Si l’individu qui est le support du citoyen ne s’appartient plus, n’est plus propriétaire de soi, de quoi le type de citoyenneté proposé par Emmanuel Macron est-il le nom sinon de l’asservissement ?
À la différence des annonces concrètes directement relatives à l’instauration du couvre-feu et aux nouvelles sollicitations de la « pompe à phynances » chère à Ubu, certains éléments de langage employés par Macron dans son intervention du 14 octobre dernier ont trop peu retenu l’attention des commentateurs alors qu’ils le méritaient amplement. Ils se révèlent en effet idéologiquement imprégnés et porteurs d’une conception pour le moins problématique de la liberté individuelle qui a de quoi inquiéter tous ceux qui y sont véritablement attachés.

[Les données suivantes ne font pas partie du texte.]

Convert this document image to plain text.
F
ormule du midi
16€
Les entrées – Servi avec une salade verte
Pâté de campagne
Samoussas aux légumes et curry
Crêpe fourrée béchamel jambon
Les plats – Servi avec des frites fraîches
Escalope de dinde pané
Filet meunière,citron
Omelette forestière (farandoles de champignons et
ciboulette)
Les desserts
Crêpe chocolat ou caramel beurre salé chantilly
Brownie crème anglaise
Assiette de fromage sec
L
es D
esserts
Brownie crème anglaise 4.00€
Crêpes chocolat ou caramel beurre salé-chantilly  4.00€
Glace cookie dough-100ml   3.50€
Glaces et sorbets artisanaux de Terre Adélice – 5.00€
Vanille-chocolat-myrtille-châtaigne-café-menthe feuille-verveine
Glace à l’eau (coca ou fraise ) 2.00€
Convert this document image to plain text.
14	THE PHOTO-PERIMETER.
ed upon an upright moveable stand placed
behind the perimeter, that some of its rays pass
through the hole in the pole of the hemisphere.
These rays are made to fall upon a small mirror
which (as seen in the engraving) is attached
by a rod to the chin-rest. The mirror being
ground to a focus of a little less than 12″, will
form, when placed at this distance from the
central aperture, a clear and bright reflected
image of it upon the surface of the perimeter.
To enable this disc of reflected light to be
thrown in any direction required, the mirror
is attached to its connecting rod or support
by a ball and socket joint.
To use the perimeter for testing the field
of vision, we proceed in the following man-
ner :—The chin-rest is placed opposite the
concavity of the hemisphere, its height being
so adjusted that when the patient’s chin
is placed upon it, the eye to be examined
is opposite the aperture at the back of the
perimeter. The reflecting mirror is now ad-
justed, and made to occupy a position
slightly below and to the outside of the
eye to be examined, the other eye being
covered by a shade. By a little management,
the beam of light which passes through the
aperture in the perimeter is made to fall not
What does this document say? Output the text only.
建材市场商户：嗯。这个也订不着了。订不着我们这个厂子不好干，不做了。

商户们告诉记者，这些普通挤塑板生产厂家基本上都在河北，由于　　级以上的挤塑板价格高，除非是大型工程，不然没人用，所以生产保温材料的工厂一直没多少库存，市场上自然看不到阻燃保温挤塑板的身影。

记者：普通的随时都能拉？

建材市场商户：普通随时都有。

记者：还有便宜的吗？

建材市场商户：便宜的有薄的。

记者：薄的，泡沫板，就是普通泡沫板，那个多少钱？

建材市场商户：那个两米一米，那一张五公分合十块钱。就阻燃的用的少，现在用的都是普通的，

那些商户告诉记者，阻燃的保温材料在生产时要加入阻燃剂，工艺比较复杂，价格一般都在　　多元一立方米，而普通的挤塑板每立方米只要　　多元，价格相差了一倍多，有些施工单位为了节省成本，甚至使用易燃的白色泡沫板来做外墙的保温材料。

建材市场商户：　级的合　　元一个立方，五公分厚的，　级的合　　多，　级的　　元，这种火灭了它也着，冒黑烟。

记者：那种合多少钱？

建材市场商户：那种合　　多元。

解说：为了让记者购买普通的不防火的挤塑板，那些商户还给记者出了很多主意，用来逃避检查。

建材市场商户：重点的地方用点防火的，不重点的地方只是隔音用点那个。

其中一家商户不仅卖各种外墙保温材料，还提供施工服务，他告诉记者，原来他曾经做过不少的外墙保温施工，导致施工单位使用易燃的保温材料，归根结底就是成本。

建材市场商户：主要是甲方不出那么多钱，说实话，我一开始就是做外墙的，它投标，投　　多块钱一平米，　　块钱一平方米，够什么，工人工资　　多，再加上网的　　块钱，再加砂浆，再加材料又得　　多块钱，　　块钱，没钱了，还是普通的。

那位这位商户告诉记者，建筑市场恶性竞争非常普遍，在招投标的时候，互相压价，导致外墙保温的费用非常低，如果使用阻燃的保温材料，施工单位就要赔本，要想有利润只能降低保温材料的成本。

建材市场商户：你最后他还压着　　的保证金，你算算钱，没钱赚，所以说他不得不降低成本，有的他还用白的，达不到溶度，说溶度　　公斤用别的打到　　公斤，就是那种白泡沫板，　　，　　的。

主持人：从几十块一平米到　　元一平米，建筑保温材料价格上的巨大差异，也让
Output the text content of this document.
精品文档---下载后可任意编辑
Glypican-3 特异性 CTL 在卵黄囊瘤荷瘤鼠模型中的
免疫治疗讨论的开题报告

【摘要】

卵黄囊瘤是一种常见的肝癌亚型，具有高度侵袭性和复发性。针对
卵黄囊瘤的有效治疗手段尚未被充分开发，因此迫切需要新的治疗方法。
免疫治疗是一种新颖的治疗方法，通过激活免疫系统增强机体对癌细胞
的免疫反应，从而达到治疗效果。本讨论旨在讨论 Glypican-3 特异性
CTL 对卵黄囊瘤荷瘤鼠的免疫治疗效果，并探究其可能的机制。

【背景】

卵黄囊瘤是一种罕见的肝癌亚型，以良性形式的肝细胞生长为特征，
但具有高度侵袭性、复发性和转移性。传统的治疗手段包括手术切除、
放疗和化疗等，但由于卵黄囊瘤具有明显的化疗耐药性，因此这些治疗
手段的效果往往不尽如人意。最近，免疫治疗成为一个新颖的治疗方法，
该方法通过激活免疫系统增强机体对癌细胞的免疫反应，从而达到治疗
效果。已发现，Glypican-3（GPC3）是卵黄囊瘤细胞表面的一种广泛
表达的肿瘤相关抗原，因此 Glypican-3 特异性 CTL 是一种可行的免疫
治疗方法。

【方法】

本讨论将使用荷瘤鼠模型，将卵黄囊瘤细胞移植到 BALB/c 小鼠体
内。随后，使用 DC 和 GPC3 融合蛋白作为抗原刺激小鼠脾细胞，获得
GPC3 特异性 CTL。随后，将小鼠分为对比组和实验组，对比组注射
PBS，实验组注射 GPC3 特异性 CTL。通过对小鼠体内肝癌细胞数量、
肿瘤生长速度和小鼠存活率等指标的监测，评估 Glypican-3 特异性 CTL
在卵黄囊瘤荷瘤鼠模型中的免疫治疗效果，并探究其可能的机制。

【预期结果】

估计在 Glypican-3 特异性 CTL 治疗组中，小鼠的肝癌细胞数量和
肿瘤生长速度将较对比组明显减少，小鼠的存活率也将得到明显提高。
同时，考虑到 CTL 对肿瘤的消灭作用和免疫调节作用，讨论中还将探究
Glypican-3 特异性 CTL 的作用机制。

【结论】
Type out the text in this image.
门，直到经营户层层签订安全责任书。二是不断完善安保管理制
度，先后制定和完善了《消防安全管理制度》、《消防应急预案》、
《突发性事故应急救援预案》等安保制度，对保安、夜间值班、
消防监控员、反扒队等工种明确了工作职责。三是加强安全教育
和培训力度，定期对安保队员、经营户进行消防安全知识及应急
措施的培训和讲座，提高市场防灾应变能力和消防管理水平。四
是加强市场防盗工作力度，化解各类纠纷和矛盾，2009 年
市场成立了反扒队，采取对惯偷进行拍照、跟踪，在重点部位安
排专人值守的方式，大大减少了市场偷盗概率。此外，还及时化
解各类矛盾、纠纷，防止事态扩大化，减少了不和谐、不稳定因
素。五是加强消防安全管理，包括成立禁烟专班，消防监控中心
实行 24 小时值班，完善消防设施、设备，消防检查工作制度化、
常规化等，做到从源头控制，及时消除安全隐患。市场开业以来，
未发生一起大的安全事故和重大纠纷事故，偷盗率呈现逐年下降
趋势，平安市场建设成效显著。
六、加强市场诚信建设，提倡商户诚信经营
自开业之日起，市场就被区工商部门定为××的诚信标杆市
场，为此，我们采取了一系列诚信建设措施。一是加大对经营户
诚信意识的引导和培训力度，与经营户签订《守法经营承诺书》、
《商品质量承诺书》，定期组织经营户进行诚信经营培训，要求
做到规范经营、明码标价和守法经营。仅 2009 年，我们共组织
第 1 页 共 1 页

Mais avant d’y venir, il faut faire un sort à une expression non moins troublante qui a fleuri dans les médias pour une nouvelle fois qualifier la posture en l’occurrence adoptée par le Président de la République : celle de « père de la Nation ».
PÈRE DE LA NATION, INFANTILISATION ET PUNITION COLLECTIVE
Si le chef de l’État surjoue la figure éculée et paternaliste de père de la Nation, il s’ensuit fatalement que les citoyens sont réduits à l’état infantilisant de mineurs irresponsables dont le sort dépend avant tout des protectrices décisions du chef suprême.
Et c’est bel et bien ainsi que Macron s’est comporté en nous enjoignant d’« ouvrir les fenêtres plusieurs fois par jour », de sans cesse « se laver les mains », et d’être moins de six au sein de leur « bulle sociale » (superbe expression !) privée : ils n’auraient pas songé à le faire d’eux-mêmes !
Mais il y a pire. Le père de la Nation s’est mué en « père sévère » (Lacan) et père fouettard en décrétant un couvre-feu draconien et indifférencié, aux allures de punition collective, ce degré zéro de la responsabilité politique, infligée aux grands enfants inconscients que nous serions tous.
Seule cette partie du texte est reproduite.